Commentaire de C.J.U.E., 20 juillet 2016, Aff. n° C-341/15 (MASCHEK c/ MAGISTRATSDIREKTION DER STADT WIEN – PERSONALSTELLE WIENER STADTWERKE)

Mis en ligne le lundi 12 décembre 2016


Cour de Justice de l’Union européenne, 20 juillet 2016, Aff. n° C-341/15 (MASCHEK c/ MAGISTRATSDIREKTION DER STADT WIEN – PERSONALSTELLE WIENER STADTWERKE)

Terra Laboris

Dans un arrêt du 20 juillet 2016, la Cour de Justice de l’Union européenne reprend sa jurisprudence en matière de congé annuel : celui-ci doit être accordé à chaque travailleur quel que soit son état de santé. Dès lors que la relation de travail prend fin et que le travailleur n’a pas pu prendre son congé, il a droit à une indemnité financière dont le but est d’éviter de perdre toute jouissance du droit, même sous forme pécuniaire.

Les faits

Les faits concernent une espèce autrichienne.
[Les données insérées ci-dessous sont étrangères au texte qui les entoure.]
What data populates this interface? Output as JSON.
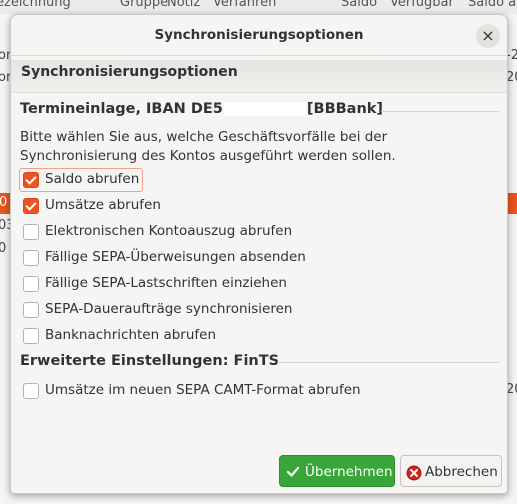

Elle vise le statut de fonctionnaires communaux (Ville de Vienne), celui-ci étant la transposition de la Directive 2003/88. Il prévoit que, lorsqu’un fonctionnaire quitte le service ou lorsque la relation de travail prend fin, il a droit à une indemnité compensatrice pour la partie du congé annuel qu’il n’a pas encore utilisée (sauf s’il était repris immédiatement dans un autre service de la Ville). Ce droit à l’indemnité n’existe que dans la mesure où les droits au congé annuel n’ont pas été épuisés, du propre fait de l’intéressé. Les hypothèses prévues sont le licenciement pour faute, la rupture pour absence injustifiée, la démission, la révocation ou encore l’admission au bénéfice de la retraite.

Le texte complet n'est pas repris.